İspanyolca oku
Bunlar kimsenin duymak istemeyeceği kelimeler: Alzheimer hastalığı ve demans. Nüfus yaşlandıkça, artan sayıda yaşlı yetişkin, değerli anılarını, düşünme yeteneklerini ve nihayetinde günlük yaşamın en temel işlevlerini bile yerine getirme yeteneklerini yavaş yavaş kaybediyor.
Araştırmacılar, bunama hastalıklarının çok çeşitli ve karmaşık olduğunu, bu hastalıkların nasıl önleneceği konusunda cevaplardan çok soruların kaldığını söylüyor.
“Bu, birden fazla patolojisi olan bir durum,” dedi Alzheimer Derneği’nin tıbbi ve bilimsel danışma grubunun eski başkanı Cynthia Lemere. “Şu anda çok fazla araştırma yapılıyor.”
Demansların birçok nedeni olmasına rağmen araştırmaların çoğu, tüm vakaların yüzde 60-70’ini oluşturan Alzheimer hastalığı etrafında dönüyor.
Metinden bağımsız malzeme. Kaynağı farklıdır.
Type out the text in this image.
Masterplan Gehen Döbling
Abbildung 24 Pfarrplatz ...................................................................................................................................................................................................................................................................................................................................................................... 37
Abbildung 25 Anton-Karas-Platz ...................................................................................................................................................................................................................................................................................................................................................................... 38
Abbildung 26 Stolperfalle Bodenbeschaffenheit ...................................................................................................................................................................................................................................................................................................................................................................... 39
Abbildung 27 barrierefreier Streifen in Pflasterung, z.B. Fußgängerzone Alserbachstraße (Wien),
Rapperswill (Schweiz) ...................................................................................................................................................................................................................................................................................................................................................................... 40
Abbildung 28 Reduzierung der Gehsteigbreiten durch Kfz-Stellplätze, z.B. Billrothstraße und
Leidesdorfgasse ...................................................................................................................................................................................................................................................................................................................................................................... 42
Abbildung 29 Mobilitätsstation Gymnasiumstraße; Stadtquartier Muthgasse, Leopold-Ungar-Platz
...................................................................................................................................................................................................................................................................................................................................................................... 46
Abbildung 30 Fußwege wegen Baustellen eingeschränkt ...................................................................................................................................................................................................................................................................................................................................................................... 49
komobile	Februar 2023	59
Alzheimer Derneği’ne göre6,2 milyondan fazla insan Alzheimer hastalığıyla yaşıyor ve bu sayının 2050 yılına kadar iki katına çıkması bekleniyor.
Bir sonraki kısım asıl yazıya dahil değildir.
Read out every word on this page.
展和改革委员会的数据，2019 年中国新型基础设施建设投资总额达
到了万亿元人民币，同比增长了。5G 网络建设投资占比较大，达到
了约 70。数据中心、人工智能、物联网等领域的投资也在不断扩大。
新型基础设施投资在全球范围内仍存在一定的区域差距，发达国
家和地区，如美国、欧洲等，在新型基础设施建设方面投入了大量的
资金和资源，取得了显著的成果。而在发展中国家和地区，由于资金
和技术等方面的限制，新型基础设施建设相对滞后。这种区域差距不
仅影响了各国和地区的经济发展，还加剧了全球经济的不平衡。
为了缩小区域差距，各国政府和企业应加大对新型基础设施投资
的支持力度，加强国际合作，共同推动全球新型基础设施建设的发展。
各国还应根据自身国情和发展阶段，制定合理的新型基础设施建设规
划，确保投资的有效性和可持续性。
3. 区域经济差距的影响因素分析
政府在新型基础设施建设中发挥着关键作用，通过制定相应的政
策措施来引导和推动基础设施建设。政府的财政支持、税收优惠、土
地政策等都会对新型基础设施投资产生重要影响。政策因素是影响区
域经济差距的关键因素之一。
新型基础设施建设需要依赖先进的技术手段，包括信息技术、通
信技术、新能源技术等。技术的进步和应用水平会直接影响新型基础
Federal hükümet Alzheimer araştırmalarına yıllık yaklaşık 3,1 milyar dolar harcıyor. 250 milyon dolar daha Alzheimer Derneği’nden geliyor ve geçen yıl Amerikan Kalp Derneği, Bill Gates ile ortak bir beyin sağlığı araştırma projesi duyurdu ve Alzheimer ve ilgili bunamaların erken teşhisini ve tedavisini hızlandırmak için araştırma merkezleri arasında küresel bir ağ oluşturma çabasına destek verdi.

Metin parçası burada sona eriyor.